ROANOKE TIMES

                         Roanoke Times
                 Copyright (c) 1995, Landmark Communications, Inc.

DATE: SATURDAY, July 3, 1993                   TAG: 9307030055
SECTION: EXTRA                    PAGE: B10   EDITION: METRO 
SOURCE: STEPHEN FOSTER Staff writer
DATELINE:                                 LENGTH: Medium


TOUGH WORDS OF A 'GANG EXPERT'

Monster. By Sanyika Shakur. The Atlantic Monthly Press. $22.

More than a year ago, the nation watched in shock as South Central Los Angeles exploded in flames, looting and murder after four officers accused of unjustly beating Rodney King were acquitted.

More than 50 people died.

In "Monster," Sanyika Shakur, a gangster who has beaten, robbed and killed many, talks of that neighborhood - from the inside. For him, those streets were never peaceful.

"The war has been raging on for twenty-two years. . . . No one has noticed, except for those recently involved in the fighting and those indirectly drawn in by geographical location, economic status, or family association," he writes in the preface to this work of nonfiction, his first book.

His story will bring notice. Yet the sheer, unapologetic reality of it will force each reader to decide whether it is a worthy, explanatory work, or the exploitive venture of a street-wise hoodlum capitalizing on those he's killed over the course of a career in "banging."

It is both. Only a banger could have it both ways.

"I am a gang expert - period," he writes. "There are no other gang experts except participants."

Shakur's prose is simple, direct and, with some exception, unemotional. His words are serious.
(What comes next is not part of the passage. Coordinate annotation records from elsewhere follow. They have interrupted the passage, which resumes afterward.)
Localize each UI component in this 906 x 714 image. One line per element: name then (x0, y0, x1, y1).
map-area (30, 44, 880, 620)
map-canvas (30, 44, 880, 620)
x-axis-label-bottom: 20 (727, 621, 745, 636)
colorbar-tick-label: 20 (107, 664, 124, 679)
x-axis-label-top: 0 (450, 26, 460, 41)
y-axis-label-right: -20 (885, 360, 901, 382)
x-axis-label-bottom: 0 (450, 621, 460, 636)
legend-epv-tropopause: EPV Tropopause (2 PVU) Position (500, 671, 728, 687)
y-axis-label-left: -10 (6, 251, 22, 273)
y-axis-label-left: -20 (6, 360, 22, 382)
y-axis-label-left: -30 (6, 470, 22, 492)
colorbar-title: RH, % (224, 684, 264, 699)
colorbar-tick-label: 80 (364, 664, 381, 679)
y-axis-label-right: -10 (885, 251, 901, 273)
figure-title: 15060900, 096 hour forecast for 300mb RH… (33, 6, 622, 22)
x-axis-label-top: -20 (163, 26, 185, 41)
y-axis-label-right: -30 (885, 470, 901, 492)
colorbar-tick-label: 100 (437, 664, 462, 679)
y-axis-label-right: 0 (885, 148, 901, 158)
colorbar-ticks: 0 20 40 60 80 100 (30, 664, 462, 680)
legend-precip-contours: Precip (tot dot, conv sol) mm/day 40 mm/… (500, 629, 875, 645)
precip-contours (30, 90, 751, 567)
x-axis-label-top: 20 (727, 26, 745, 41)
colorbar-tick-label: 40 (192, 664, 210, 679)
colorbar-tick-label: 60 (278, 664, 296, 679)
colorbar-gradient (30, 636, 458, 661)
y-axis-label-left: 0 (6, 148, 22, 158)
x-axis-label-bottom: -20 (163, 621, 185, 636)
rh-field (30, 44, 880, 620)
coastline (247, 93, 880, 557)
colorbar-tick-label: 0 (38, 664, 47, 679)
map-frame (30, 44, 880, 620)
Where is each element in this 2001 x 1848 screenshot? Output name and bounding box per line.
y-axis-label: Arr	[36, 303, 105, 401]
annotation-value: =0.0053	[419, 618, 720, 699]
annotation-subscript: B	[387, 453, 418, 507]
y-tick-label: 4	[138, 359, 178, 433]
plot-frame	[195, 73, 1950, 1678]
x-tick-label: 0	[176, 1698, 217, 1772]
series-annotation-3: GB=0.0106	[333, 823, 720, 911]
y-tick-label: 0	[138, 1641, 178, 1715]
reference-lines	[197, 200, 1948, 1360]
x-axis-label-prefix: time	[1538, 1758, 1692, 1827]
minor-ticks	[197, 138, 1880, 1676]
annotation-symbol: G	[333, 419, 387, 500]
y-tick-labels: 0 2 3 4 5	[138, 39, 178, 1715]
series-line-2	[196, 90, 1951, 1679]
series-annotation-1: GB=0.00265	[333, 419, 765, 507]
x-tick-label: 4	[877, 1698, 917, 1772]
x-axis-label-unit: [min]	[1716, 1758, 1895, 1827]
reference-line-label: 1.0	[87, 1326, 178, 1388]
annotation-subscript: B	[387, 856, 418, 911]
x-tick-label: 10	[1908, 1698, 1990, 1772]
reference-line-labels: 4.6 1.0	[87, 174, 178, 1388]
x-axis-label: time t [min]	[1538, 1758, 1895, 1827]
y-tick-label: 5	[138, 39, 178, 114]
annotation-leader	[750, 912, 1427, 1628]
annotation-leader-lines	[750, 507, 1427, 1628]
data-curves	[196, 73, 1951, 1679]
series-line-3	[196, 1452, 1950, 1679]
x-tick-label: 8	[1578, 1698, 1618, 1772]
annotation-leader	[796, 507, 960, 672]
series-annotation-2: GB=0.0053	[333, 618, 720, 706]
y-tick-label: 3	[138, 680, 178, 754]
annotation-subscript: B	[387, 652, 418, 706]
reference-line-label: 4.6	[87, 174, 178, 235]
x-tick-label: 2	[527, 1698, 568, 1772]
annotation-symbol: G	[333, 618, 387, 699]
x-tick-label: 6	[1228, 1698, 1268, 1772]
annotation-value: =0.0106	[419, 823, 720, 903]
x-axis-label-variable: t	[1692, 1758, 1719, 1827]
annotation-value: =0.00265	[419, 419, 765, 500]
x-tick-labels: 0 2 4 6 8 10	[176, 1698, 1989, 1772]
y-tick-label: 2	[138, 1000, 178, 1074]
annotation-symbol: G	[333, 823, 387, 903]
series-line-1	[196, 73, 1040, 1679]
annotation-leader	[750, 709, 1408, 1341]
His tale is a repetitive, escalating one, beginning at age 11 when he was recruited into the Eight-Tray Crips. Shakur was tagged "Monster" two years later after he stomped a victim into a coma.

For Shakur, South Central L.A. is a battlefield, the platoons the individual "sets" of gangs, armies of Crips and Bloods and Chicanos and the police, all fighting for turf, respect and glory.

His seek-and-destroy missions, terror tactics and communication via sign, color and code the general public equates with tit-for-tat murders, drive-by shootings, looting, robbery and graffiti.

At times he admits fears or misgivings, and the reader can feel some empathy for this man.

In the book's epilogue, he writes, "I admit that I am responsible for deeds that have caused irreparable damage, such as the taking of a life, but I did so in a setting that seemed to dictate such action." Those who died at his hands made their choice before he killed them, he reasons, and in a war, one is supposed to kill.

Born Kody Scott, Shakur, now 29 and serving time in California's Pelican Bay prison, changed his name in recent years. And he says he's changed his beliefs.

Now, while still drawing support from gangsters, he claims to have foregone that life, with its drug-dealing mentality, black-on-black killing and utter helplessness. He proposes that blacks - "New Afrikans" - seek independence, that "this country's 130-year-old experiment of multiculturalism has failed."

But while his outlook has changed during prison years often spent in solitary confinement, the story is about life as a banger.

The reader may have difficulty admiring an author who is an admittedly brutal enforcer, thief and murderer, but the key to the book is not so much to judge this man, but to take his work as a tool, a way to learn the pervasive and persuasive factors that rule South Central and turned him and others into killers.

As for what set off the riots, Shakur, now a husband and father of three, writes, "The obvious helplessness of Rodney King as he was pummeled continuously by the robot-like gunslingers, despite the fact that he was clearly submitting: This summed up for me the condition of the New Afrikan man in this country.

"Rodney King could have been any New Afrikan male in America. He could have been my son."